4Does this setup support Frame Generation for Team Fortress 2?

Team Fortress 2 does not currently support Frame Generation technologies like DLSS 3 or FSR 3. Your performance is based entirely on native rendering. If the game adds support in a future update, newer GPUs will benefit the most.

5What are the minimum and recommended specs for Team Fortress 2?

Team Fortress 2 requires at minimum a Pentium 4 (3.0 GHz) (CPU) and GeForce 6 series (GPU) with 1 GB RAM and 15 GB storage. For the recommended experience, you need a Core 2 Duo and GeForce 8600 GT with 2 GB RAM. Your hardware falls below the minimum requirements for this game, which may result in poor performance.

6How accurate are these Team Fortress 2 FPS estimates for the Pentium SU4100 and GeForce RTX 4090?

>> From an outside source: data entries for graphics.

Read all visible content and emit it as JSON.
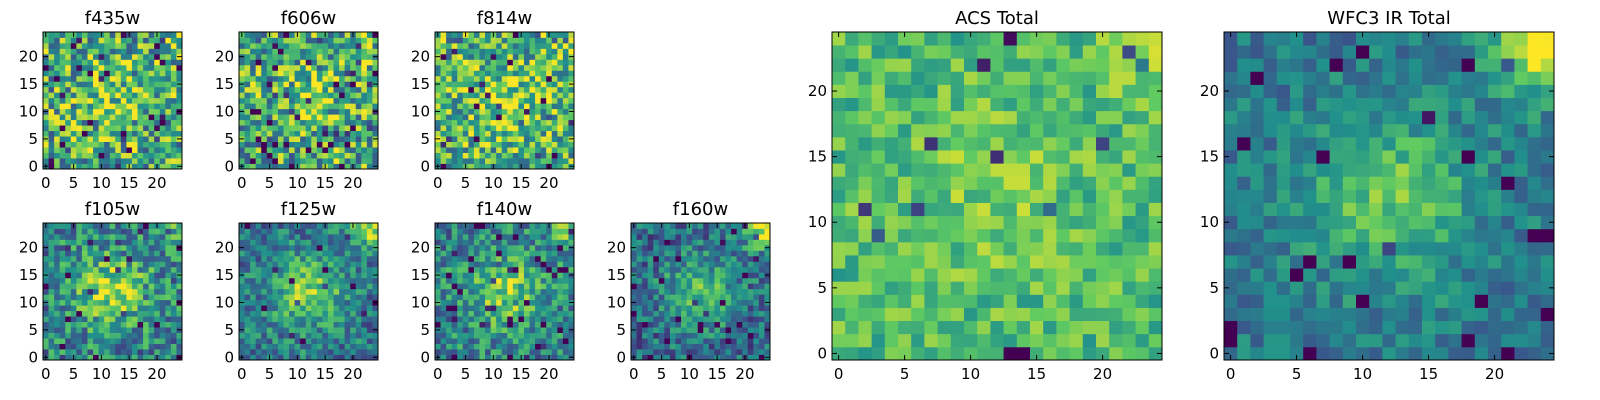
{
  "colormap": {
    "name": "viridis",
    "stops": [
      "#440154",
      "#3b528b",
      "#21918c",
      "#5ec962",
      "#fde725"
    ]
  },
  "chart_data": [
    {
      "type": "heatmap",
      "title": "f435w",
      "grid": [
        25,
        25
      ],
      "xlim": [
        0,
        24
      ],
      "ylim": [
        0,
        24
      ],
      "xticks": [
        0,
        5,
        10,
        15,
        20
      ],
      "yticks": [
        0,
        5,
        10,
        15,
        20
      ],
      "seed": 11,
      "mean": 0.62,
      "noise": 0.75,
      "blob": 0.15,
      "corner": 0.15,
      "dips": 0.08
    },
    {
      "type": "heatmap",
      "title": "f606w",
      "grid": [
        25,
        25
      ],
      "xlim": [
        0,
        24
      ],
      "ylim": [
        0,
        24
      ],
      "xticks": [
        0,
        5,
        10,
        15,
        20
      ],
      "yticks": [
        0,
        5,
        10,
        15,
        20
      ],
      "seed": 23,
      "mean": 0.62,
      "noise": 0.75,
      "blob": 0.15,
      "corner": 0.1,
      "dips": 0.08
    },
    {
      "type": "heatmap",
      "title": "f814w",
      "grid": [
        25,
        25
      ],
      "xlim": [
        0,
        24
      ],
      "ylim": [
        0,
        24
      ],
      "xticks": [
        0,
        5,
        10,
        15,
        20
      ],
      "yticks": [
        0,
        5,
        10,
        15,
        20
      ],
      "seed": 37,
      "mean": 0.65,
      "noise": 0.7,
      "blob": 0.2,
      "corner": 0.1,
      "dips": 0.06
    },
    {
      "type": "heatmap",
      "title": "f105w",
      "grid": [
        25,
        25
      ],
      "xlim": [
        0,
        24
      ],
      "ylim": [
        0,
        24
      ],
      "xticks": [
        0,
        5,
        10,
        15,
        20
      ],
      "yticks": [
        0,
        5,
        10,
        15,
        20
      ],
      "seed": 41,
      "mean": 0.45,
      "noise": 0.55,
      "blob": 0.4,
      "corner": 0.15,
      "dips": 0.04
    },
    {
      "type": "heatmap",
      "title": "f125w",
      "grid": [
        25,
        25
      ],
      "xlim": [
        0,
        24
      ],
      "ylim": [
        0,
        24
      ],
      "xticks": [
        0,
        5,
        10,
        15,
        20
      ],
      "yticks": [
        0,
        5,
        10,
        15,
        20
      ],
      "seed": 53,
      "mean": 0.4,
      "noise": 0.45,
      "blob": 0.4,
      "corner": 0.5,
      "dips": 0.03
    },
    {
      "type": "heatmap",
      "title": "f140w",
      "grid": [
        25,
        25
      ],
      "xlim": [
        0,
        24
      ],
      "ylim": [
        0,
        24
      ],
      "xticks": [
        0,
        5,
        10,
        15,
        20
      ],
      "yticks": [
        0,
        5,
        10,
        15,
        20
      ],
      "seed": 67,
      "mean": 0.45,
      "noise": 0.5,
      "blob": 0.35,
      "corner": 0.3,
      "dips": 0.05
    },
    {
      "type": "heatmap",
      "title": "f160w",
      "grid": [
        25,
        25
      ],
      "xlim": [
        0,
        24
      ],
      "ylim": [
        0,
        24
      ],
      "xticks": [
        0,
        5,
        10,
        15,
        20
      ],
      "yticks": [
        0,
        5,
        10,
        15,
        20
      ],
      "seed": 79,
      "mean": 0.35,
      "noise": 0.45,
      "blob": 0.35,
      "corner": 0.6,
      "dips": 0.05
    },
    {
      "type": "heatmap",
      "title": "ACS Total",
      "grid": [
        25,
        25
      ],
      "xlim": [
        0,
        24
      ],
      "ylim": [
        0,
        24
      ],
      "xticks": [
        0,
        5,
        10,
        15,
        20
      ],
      "yticks": [
        0,
        5,
        10,
        15,
        20
      ],
      "seed": 97,
      "mean": 0.68,
      "noise": 0.35,
      "blob": 0.1,
      "corner": 0.15,
      "dips": 0.03
    },
    {
      "type": "heatmap",
      "title": "WFC3 IR Total",
      "grid": [
        25,
        25
      ],
      "xlim": [
        0,
        24
      ],
      "ylim": [
        0,
        24
      ],
      "xticks": [
        0,
        5,
        10,
        15,
        20
      ],
      "yticks": [
        0,
        5,
        10,
        15,
        20
      ],
      "seed": 101,
      "mean": 0.4,
      "noise": 0.3,
      "blob": 0.35,
      "corner": 0.6,
      "dips": 0.04
    }
  ]
}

These Team Fortress 2 FPS results are not arbitrary numbers. They come from calculations informed by thousands of real gaming benchmarks, and the typical accuracy range is around 10% to 15%. That makes them far more useful than generic FPS calculators that simply invent values without a benchmark foundation. Actual in-game performance can still vary with drivers, updates, RAM configuration, cooling, and the exact scene being rendered.

Performance estimates are based on synthetic benchmarks and hardware capabilities.

Results may vary based on drivers, OS, and background processes.